MEDIO AMBIENTE

El pastoreo, la herramienta palmera preventiva contra los incendios forestales

Juan Francisco Capote, uno de los expertos más reconocidos en el rescate y promoción de las razas autóctonas canarias, defiende esta práctica regulada para evitar la presión sobre el medio ambiente

Juan Capote es una de las voces más reconocidas y prestigiosas en el ámbito de la ganadería en Canarias. DA

El pastoreo en zonas concretas de los montes palmeros, podría ser la respuesta más sostenible para crear cortafuegos en zonas específicas y de alto riesgo en caso de incendio forestal. Eso es lo que cree el Premio Canarias 2020, Juan Francisco Capote, uno de los expertos más reconocidos en el ámbito regional en el rescate y promoción de casi todas las razas autóctonas canarias. La opinión es compartida por el consejero de Agricultura, Ganadería y Pesca del Cabildo palmero y vicepresidente de la institución, José Adrián Hernández Montoya, que destaca el valor de la experiencia piloto de pastoreo en un cortafuegos de Garafía, de manera que esta práctica ganadera permita mejorar a la vez las condiciones de lucha contra el fuego en el municipio norteño.

Según los datos que maneja Capote, Profesor de Investigación y Director de la Unidad de Producción Animal- Pastos y Forrajes del Instituto Canario de Investigaciones Agrarias (ICIA) hasta febrero de 2019, el 100% de la cada vez más escasa cabaña de ovejas en La Palma, de la que apenas quedan 200 ejemplares en la Isla y en claro peligro de extinción, se nutre de zonas de pasto en fincas privadas, lo mismo que el 60% de las cabras palmeras y en menor medida las vacas. Para extender esta práctica de forma controlada, estima Juan Francisco Capote, es imprescindible la cooperación de los ayuntamientos palmeros y el Cabildo con los ganaderos.

Tanto es así, que la experiencia que se ha puesto en marcha en Garafía entre el Lomo de Machín y el Lomo de la Ciudad bajo la tutela de la Consejería de Medio Ambiente, tiene como pieza clave a un ganadero que se responsabilizó de que los animales estén controlados y vigilados en todo momento dentro de las zonas asignadas para el pastoreo.

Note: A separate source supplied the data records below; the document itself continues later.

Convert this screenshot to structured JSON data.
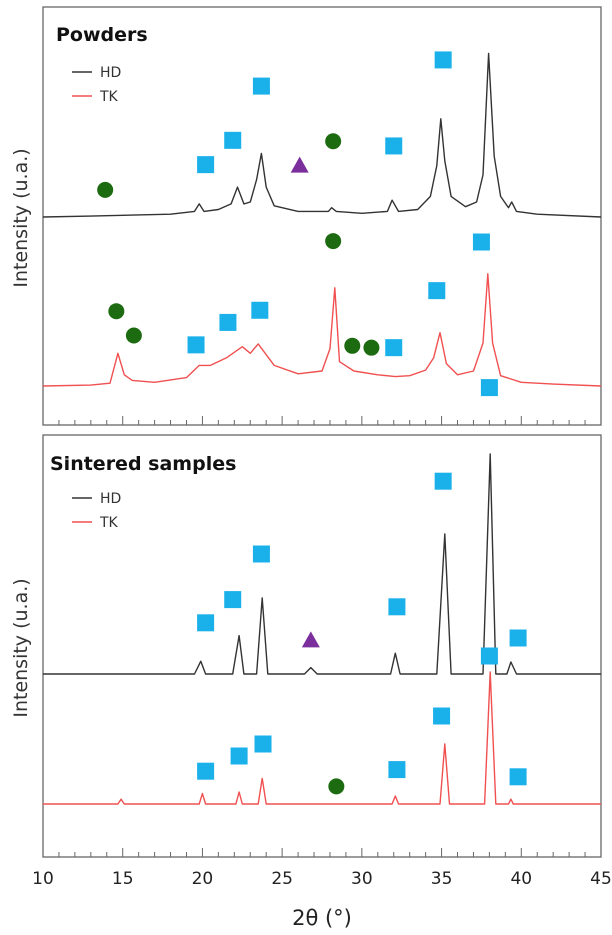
{
  "colors": {
    "HD": "#333333",
    "TK": "#f05050",
    "square": "#1ab0ea",
    "circle": "#1d6b10",
    "triangle": "#7a2f9c",
    "frame": "#666666"
  },
  "x_axis": {
    "label": "2θ (°)",
    "ticks": [
      "10",
      "15",
      "20",
      "25",
      "30",
      "35",
      "40",
      "45"
    ]
  },
  "chart_data": [
    {
      "type": "line",
      "title": "Powders",
      "ylabel": "Intensity (u.a.)",
      "xlim": [
        10,
        45
      ],
      "grid": false,
      "legend": "top-left",
      "series": [
        {
          "name": "HD",
          "x": [
            10,
            13,
            18,
            19.5,
            19.8,
            20.1,
            21,
            21.8,
            22.2,
            22.6,
            23,
            23.4,
            23.7,
            24,
            24.5,
            26,
            27.9,
            28.1,
            28.4,
            30,
            31.6,
            31.9,
            32.3,
            33.5,
            34.3,
            34.7,
            34.95,
            35.2,
            35.6,
            36.5,
            37.2,
            37.6,
            37.95,
            38.3,
            38.7,
            39.2,
            39.4,
            39.7,
            41,
            45
          ],
          "y": [
            0,
            0.1,
            0.3,
            0.6,
            1.4,
            0.6,
            0.8,
            1.4,
            3.2,
            1.4,
            1.6,
            4,
            6.8,
            3.2,
            1.2,
            0.6,
            0.6,
            1.0,
            0.6,
            0.4,
            0.6,
            1.8,
            0.6,
            0.8,
            2.2,
            5.5,
            10.5,
            6,
            2.2,
            1.1,
            1.6,
            4.5,
            17.5,
            6.5,
            2.2,
            1.0,
            1.6,
            0.6,
            0.3,
            0
          ]
        },
        {
          "name": "TK",
          "x": [
            10,
            13,
            14.2,
            14.7,
            15.1,
            15.6,
            17,
            19,
            19.8,
            20.5,
            21.5,
            22.5,
            23,
            23.5,
            24.5,
            26,
            27.5,
            28,
            28.3,
            28.6,
            29.5,
            31,
            32.1,
            33,
            34,
            34.5,
            34.9,
            35.3,
            36,
            37,
            37.6,
            37.9,
            38.2,
            38.7,
            40,
            42,
            45
          ],
          "y": [
            0,
            0.1,
            0.3,
            3.5,
            1.2,
            0.6,
            0.4,
            0.9,
            2.2,
            2.2,
            3.0,
            4.2,
            3.5,
            4.5,
            2.2,
            1.3,
            1.6,
            4.0,
            10.5,
            2.6,
            1.6,
            1.2,
            1.0,
            1.1,
            1.7,
            3.0,
            5.7,
            2.4,
            1.2,
            1.6,
            4.6,
            12.0,
            4.6,
            1.1,
            0.4,
            0.2,
            0
          ]
        }
      ],
      "markers": [
        {
          "shape": "circle",
          "x": 13.9,
          "y": 2.9,
          "trace": "HD"
        },
        {
          "shape": "square",
          "x": 20.2,
          "y": 5.6,
          "trace": "HD"
        },
        {
          "shape": "square",
          "x": 21.9,
          "y": 8.2,
          "trace": "HD"
        },
        {
          "shape": "square",
          "x": 23.7,
          "y": 14.0,
          "trace": "HD"
        },
        {
          "shape": "triangle",
          "x": 26.1,
          "y": 5.5,
          "trace": "HD"
        },
        {
          "shape": "circle",
          "x": 28.2,
          "y": 8.1,
          "trace": "HD"
        },
        {
          "shape": "square",
          "x": 32.0,
          "y": 7.6,
          "trace": "HD"
        },
        {
          "shape": "square",
          "x": 35.1,
          "y": 16.8,
          "trace": "HD"
        },
        {
          "shape": "square",
          "x": 38.0,
          "y": 28.6,
          "trace": "HD"
        },
        {
          "shape": "circle",
          "x": 14.6,
          "y": 8.0,
          "trace": "TK"
        },
        {
          "shape": "circle",
          "x": 15.7,
          "y": 5.4,
          "trace": "TK"
        },
        {
          "shape": "square",
          "x": 19.6,
          "y": 4.4,
          "trace": "TK"
        },
        {
          "shape": "square",
          "x": 21.6,
          "y": 6.8,
          "trace": "TK"
        },
        {
          "shape": "square",
          "x": 23.6,
          "y": 8.1,
          "trace": "TK"
        },
        {
          "shape": "circle",
          "x": 28.2,
          "y": 15.5,
          "trace": "TK"
        },
        {
          "shape": "circle",
          "x": 29.4,
          "y": 4.3,
          "trace": "TK"
        },
        {
          "shape": "circle",
          "x": 30.6,
          "y": 4.1,
          "trace": "TK"
        },
        {
          "shape": "square",
          "x": 32.0,
          "y": 4.1,
          "trace": "TK"
        },
        {
          "shape": "square",
          "x": 34.7,
          "y": 10.2,
          "trace": "TK"
        },
        {
          "shape": "square",
          "x": 37.5,
          "y": 15.4,
          "trace": "TK"
        }
      ]
    },
    {
      "type": "line",
      "title": "Sintered samples",
      "ylabel": "Intensity (u.a.)",
      "xlim": [
        10,
        45
      ],
      "grid": false,
      "legend": "top-left",
      "series": [
        {
          "name": "HD",
          "x": [
            10,
            19.5,
            19.9,
            20.2,
            21.9,
            22.3,
            22.6,
            23.4,
            23.75,
            24.1,
            26.4,
            26.8,
            27.2,
            31.8,
            32.1,
            32.4,
            34.7,
            35.2,
            35.6,
            37.6,
            38.05,
            38.4,
            39.1,
            39.35,
            39.7,
            45
          ],
          "y": [
            0,
            0,
            1.6,
            0,
            0,
            4.8,
            0,
            0,
            9.5,
            0,
            0,
            0.8,
            0,
            0,
            2.6,
            0,
            0,
            17.5,
            0,
            0,
            27.5,
            0,
            0,
            1.5,
            0,
            0
          ]
        },
        {
          "name": "TK",
          "x": [
            10,
            14.7,
            14.9,
            15.1,
            19.8,
            20.0,
            20.2,
            22.1,
            22.3,
            22.5,
            23.5,
            23.75,
            24.0,
            31.9,
            32.1,
            32.3,
            34.9,
            35.2,
            35.5,
            37.7,
            38.05,
            38.4,
            39.2,
            39.35,
            39.5,
            45
          ],
          "y": [
            0,
            0,
            0.6,
            0,
            0,
            1.3,
            0,
            0,
            1.5,
            0,
            0,
            3.2,
            0,
            0,
            1.0,
            0,
            0,
            7.5,
            0,
            0,
            16.5,
            0,
            0,
            0.6,
            0,
            0
          ]
        }
      ],
      "markers": [
        {
          "shape": "square",
          "x": 20.2,
          "y": 6.4,
          "trace": "HD"
        },
        {
          "shape": "square",
          "x": 21.9,
          "y": 9.3,
          "trace": "HD"
        },
        {
          "shape": "square",
          "x": 23.7,
          "y": 15.0,
          "trace": "HD"
        },
        {
          "shape": "triangle",
          "x": 26.8,
          "y": 4.2,
          "trace": "HD"
        },
        {
          "shape": "square",
          "x": 32.2,
          "y": 8.4,
          "trace": "HD"
        },
        {
          "shape": "square",
          "x": 35.1,
          "y": 24.1,
          "trace": "HD"
        },
        {
          "shape": "square",
          "x": 38.0,
          "y": 35.8,
          "trace": "HD"
        },
        {
          "shape": "square",
          "x": 39.8,
          "y": 4.5,
          "trace": "HD"
        },
        {
          "shape": "square",
          "x": 20.2,
          "y": 4.1,
          "trace": "TK"
        },
        {
          "shape": "square",
          "x": 22.3,
          "y": 6.0,
          "trace": "TK"
        },
        {
          "shape": "square",
          "x": 23.8,
          "y": 7.5,
          "trace": "TK"
        },
        {
          "shape": "circle",
          "x": 28.4,
          "y": 2.2,
          "trace": "TK"
        },
        {
          "shape": "square",
          "x": 32.2,
          "y": 4.3,
          "trace": "TK"
        },
        {
          "shape": "square",
          "x": 35.0,
          "y": 11.0,
          "trace": "TK"
        },
        {
          "shape": "square",
          "x": 38.0,
          "y": 18.5,
          "trace": "TK"
        },
        {
          "shape": "square",
          "x": 39.8,
          "y": 3.4,
          "trace": "TK"
        }
      ]
    }
  ]
}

Capote tiene claro que “hay que gestionar esta actividad modulando, regulando con una legislación que evite la presión sobre el territorio”. Esta actividad tiene una capacidad bidireccional, no solo por la contribución de la ganadería a la preservación del medio ambiente, sino como mecanismo de promoción de una actividad que ha generado una industria doméstica y profesionalizada de exportación del queso palmero. “La mejor manera de defender una raza es hacer rentable su producción”, subraya Capote

Amenazas latentes

Los ataques de perros asilvestrados a ejemplares de cabra y oveja palmera y a jóvenes ejemplares de vaca de raza palmera, siguen produciéndose. Los últimos ataques registrados en el norte de la Isla, apenas un mes y medio atrás, sigue preocupando al sector, desde el que los propio ganaderos han invertido en medidas de protección que no resultan siempre efectivas.

Sobre la mesa de trabajo de la directora insular de la Administración General del Estado en La Palma, Ana María de León, se encuentra la tarea de estudiar la viabilidad de crear la figura de los guardas rurales, que funcionan en otras comunidades autónomas y que trabajan en coordinación con la Guardia Civil para mejorar la seguridad y la vigilancia en el medio rural.

El consejero insular de Ganadería, José Adrián Hernández, que arrancó este año 2020 con este asunto como una de las principales preocupaciones del sector , reconoce que los ataques de perros suponen una amenaza para las explotaciones ganaderas, especialmente para la pervivencia de una raza como la Oveja de Raza Palmera, que ha reducido el número de ejemplares en más de un 30% en los últimos años y que es motivo de preocupación para la Dirección General de Ganadería del Gobierno de Canarias, al frente de la que se encuentra Juan Bernardo Fuentes Curbelo.